In Part 2 of the Aprio SALTovation FAQ series, Meredith Smith, Stacey Roberts, and Judy Vorndran discuss some frequently asked questions regarding sales tax noncompliance.
The team shares real examples on compliance issues and also discusses states’ level of authority when/if you fall behind, when to register, and why exemption certificates deserve more attention than they get.
Key Takeaways:
- Washington’s statutory penalty can add up to 39%, and states are moving faster than ever to liens, jeopardy assessments, and frozen bank accounts.
- Physical presence still controls. Trade shows, conferences, traveling sales reps, and inventory can trigger nexus before any economic threshold is crossed.

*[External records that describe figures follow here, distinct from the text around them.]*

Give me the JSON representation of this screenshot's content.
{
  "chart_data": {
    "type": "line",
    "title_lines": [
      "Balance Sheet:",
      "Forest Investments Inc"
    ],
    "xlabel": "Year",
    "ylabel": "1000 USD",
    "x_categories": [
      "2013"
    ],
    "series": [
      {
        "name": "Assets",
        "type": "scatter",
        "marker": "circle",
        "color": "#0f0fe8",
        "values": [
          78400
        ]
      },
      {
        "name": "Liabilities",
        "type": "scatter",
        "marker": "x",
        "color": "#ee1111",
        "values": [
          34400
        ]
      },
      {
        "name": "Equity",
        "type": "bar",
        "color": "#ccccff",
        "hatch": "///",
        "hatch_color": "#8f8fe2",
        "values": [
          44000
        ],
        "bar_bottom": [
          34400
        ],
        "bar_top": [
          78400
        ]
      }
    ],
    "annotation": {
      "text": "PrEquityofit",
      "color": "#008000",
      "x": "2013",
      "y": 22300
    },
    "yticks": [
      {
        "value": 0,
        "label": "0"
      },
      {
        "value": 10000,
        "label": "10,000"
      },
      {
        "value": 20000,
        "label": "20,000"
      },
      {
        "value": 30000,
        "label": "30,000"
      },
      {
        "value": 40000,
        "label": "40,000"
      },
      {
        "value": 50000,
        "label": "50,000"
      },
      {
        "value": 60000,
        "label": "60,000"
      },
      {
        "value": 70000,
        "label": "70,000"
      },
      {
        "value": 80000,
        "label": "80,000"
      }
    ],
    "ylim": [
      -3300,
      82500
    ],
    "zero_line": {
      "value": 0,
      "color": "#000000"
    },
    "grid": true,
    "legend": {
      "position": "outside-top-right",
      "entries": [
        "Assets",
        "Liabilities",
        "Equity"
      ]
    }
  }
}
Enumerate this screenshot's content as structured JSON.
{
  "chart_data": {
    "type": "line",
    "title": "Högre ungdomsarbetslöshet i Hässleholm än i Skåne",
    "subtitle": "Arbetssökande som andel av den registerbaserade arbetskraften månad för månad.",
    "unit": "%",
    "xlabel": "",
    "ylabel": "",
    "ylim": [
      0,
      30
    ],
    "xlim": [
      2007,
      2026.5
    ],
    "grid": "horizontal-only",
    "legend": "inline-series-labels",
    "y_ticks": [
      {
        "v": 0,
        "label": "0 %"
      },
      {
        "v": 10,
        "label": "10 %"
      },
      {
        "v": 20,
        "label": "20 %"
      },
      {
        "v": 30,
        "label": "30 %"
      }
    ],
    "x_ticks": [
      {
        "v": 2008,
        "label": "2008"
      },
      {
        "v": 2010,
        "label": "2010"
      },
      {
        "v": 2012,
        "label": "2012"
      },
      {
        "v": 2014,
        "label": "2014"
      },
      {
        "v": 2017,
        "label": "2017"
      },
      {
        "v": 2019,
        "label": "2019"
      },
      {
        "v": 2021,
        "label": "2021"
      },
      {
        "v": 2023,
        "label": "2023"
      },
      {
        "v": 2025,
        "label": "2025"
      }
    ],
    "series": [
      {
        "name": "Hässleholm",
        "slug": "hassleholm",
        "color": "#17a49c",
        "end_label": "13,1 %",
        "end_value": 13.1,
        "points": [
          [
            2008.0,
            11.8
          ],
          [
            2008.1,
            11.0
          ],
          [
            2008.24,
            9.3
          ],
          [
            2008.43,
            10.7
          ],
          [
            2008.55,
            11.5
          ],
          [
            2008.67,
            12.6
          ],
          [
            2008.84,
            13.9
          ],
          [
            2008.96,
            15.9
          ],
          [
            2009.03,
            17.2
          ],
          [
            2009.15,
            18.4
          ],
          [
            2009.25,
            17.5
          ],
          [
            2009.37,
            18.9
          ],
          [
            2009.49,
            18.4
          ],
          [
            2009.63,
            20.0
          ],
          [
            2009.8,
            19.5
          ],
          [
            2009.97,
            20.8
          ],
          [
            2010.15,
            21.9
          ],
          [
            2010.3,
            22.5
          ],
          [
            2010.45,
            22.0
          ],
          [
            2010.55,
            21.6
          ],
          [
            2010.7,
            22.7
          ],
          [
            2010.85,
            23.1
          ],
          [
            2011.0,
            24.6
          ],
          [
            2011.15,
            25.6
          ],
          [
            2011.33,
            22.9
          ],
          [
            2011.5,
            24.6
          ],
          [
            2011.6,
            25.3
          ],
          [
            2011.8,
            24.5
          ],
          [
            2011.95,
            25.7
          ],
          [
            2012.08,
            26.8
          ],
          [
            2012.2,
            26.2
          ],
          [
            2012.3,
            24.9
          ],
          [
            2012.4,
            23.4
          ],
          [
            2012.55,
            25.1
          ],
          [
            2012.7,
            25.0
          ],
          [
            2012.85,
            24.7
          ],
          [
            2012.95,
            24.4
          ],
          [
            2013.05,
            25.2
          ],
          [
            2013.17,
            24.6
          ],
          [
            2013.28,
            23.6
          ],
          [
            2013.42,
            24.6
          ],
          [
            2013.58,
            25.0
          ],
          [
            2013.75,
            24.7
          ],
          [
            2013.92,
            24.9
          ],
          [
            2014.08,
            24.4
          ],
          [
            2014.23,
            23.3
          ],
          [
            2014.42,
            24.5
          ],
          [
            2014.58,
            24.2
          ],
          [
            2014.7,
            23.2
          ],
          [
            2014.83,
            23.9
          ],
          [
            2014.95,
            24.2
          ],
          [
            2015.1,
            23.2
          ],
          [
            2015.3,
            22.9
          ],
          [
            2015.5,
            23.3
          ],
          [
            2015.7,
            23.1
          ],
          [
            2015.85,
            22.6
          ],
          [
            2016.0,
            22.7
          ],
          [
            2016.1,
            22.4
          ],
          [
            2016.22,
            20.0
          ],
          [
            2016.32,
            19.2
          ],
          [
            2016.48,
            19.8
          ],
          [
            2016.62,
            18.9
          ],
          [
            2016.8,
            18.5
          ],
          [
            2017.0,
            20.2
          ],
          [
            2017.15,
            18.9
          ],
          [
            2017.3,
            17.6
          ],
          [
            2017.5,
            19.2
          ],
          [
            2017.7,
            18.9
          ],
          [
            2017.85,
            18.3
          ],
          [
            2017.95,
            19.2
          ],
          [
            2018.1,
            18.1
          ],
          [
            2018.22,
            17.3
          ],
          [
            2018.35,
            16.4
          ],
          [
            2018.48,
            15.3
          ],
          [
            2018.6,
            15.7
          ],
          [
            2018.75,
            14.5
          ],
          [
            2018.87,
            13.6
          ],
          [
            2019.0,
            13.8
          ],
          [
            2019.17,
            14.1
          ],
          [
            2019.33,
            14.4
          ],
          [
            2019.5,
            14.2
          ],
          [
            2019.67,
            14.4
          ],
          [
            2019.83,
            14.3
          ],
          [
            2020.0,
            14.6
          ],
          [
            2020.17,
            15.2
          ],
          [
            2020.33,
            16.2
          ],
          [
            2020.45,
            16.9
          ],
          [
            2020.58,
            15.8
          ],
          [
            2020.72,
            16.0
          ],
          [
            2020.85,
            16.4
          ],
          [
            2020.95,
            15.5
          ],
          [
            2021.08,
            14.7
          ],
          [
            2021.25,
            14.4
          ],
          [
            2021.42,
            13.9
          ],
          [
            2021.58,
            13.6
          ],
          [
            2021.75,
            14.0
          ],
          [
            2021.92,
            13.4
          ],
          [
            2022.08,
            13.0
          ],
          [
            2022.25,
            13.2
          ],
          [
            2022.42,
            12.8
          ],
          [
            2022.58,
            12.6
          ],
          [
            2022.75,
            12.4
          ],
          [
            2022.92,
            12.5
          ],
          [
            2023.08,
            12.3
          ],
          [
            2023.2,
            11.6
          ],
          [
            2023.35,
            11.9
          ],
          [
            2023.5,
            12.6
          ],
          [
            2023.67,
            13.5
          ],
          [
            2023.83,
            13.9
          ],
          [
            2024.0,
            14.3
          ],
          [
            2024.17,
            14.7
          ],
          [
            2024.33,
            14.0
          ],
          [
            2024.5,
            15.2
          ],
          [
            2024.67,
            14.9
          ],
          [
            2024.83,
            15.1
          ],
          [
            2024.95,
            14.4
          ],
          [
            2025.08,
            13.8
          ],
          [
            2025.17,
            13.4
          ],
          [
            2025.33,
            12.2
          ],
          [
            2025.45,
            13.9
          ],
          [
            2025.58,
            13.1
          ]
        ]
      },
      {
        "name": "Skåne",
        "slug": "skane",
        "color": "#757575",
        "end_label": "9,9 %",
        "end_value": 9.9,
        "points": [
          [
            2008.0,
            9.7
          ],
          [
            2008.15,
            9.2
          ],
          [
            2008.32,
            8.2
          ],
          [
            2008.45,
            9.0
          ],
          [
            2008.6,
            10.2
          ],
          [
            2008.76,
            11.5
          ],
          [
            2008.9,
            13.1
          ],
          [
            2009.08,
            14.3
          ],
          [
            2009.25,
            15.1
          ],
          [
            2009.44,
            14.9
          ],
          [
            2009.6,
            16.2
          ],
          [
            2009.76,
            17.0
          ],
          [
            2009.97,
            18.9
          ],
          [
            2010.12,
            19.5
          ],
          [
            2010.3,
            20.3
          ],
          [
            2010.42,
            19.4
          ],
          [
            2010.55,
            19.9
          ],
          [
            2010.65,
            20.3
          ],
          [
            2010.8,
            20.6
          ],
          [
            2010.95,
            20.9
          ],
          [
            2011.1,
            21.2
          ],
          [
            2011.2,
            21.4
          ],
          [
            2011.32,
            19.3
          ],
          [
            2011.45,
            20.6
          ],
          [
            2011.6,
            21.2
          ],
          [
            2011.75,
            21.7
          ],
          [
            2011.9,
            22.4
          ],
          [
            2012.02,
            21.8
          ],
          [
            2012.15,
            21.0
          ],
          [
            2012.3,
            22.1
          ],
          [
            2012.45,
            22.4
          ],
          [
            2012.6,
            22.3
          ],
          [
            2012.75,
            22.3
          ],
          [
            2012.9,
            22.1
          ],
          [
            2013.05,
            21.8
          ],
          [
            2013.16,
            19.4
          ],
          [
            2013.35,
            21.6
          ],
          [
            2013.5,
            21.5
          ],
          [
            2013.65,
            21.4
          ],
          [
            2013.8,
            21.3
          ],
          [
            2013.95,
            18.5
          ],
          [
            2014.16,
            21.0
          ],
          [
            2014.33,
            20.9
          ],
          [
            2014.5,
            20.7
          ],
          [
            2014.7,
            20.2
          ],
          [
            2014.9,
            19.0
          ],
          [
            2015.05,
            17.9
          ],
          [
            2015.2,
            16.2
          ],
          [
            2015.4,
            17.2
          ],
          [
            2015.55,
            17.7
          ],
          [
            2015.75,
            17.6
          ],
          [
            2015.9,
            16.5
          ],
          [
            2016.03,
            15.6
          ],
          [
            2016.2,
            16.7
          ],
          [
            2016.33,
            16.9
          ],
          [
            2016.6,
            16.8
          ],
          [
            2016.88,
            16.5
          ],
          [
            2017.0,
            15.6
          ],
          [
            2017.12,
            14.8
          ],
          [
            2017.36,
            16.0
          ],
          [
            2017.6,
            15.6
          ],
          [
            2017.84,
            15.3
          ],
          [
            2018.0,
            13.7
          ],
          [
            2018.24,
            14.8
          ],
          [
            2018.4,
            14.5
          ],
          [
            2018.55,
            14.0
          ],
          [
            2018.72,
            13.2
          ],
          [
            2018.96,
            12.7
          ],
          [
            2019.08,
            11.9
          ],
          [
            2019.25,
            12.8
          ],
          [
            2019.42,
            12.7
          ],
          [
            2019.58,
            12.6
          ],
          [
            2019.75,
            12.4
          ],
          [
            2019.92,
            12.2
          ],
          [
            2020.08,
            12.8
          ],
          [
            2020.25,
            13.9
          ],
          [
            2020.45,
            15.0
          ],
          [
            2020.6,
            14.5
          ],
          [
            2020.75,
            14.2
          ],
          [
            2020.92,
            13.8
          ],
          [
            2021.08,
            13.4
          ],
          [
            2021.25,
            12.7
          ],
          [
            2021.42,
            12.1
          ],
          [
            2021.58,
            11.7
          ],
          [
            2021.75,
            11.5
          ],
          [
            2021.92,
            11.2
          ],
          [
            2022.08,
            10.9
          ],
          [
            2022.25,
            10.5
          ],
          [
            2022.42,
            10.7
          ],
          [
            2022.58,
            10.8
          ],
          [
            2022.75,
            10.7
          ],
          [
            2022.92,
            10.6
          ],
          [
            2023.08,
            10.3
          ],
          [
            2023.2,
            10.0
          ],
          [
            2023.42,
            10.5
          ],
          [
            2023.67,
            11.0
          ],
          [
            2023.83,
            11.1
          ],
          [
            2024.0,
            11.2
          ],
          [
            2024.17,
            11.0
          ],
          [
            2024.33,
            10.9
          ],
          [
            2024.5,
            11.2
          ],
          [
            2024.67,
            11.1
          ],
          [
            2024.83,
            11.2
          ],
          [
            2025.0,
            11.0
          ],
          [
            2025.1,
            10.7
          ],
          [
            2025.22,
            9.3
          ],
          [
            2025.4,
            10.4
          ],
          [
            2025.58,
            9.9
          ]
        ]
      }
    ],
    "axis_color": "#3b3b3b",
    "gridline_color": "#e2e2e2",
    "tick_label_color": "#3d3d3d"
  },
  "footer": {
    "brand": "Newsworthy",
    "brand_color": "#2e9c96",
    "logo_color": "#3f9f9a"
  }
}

- Getting a sales tax license is the easy part. The harder questions are who files the returns, who reconciles the accrual, and who monitors ongoing nexus.
- Exemption certificates are not one-size-fits-all. A business license is not a resale certificate, and a 501(c)(3) letter does not automatically exempt a sale.
- Successor liability follows the assets. Sales tax exposure transfers in both stock and asset deals, and undetected liabilities erode purchase price at closing.
- Proactive SALT advice is available. If companies cannot justify a full-time in-house specialist, outside SALT advisors can help companies mitigate risk.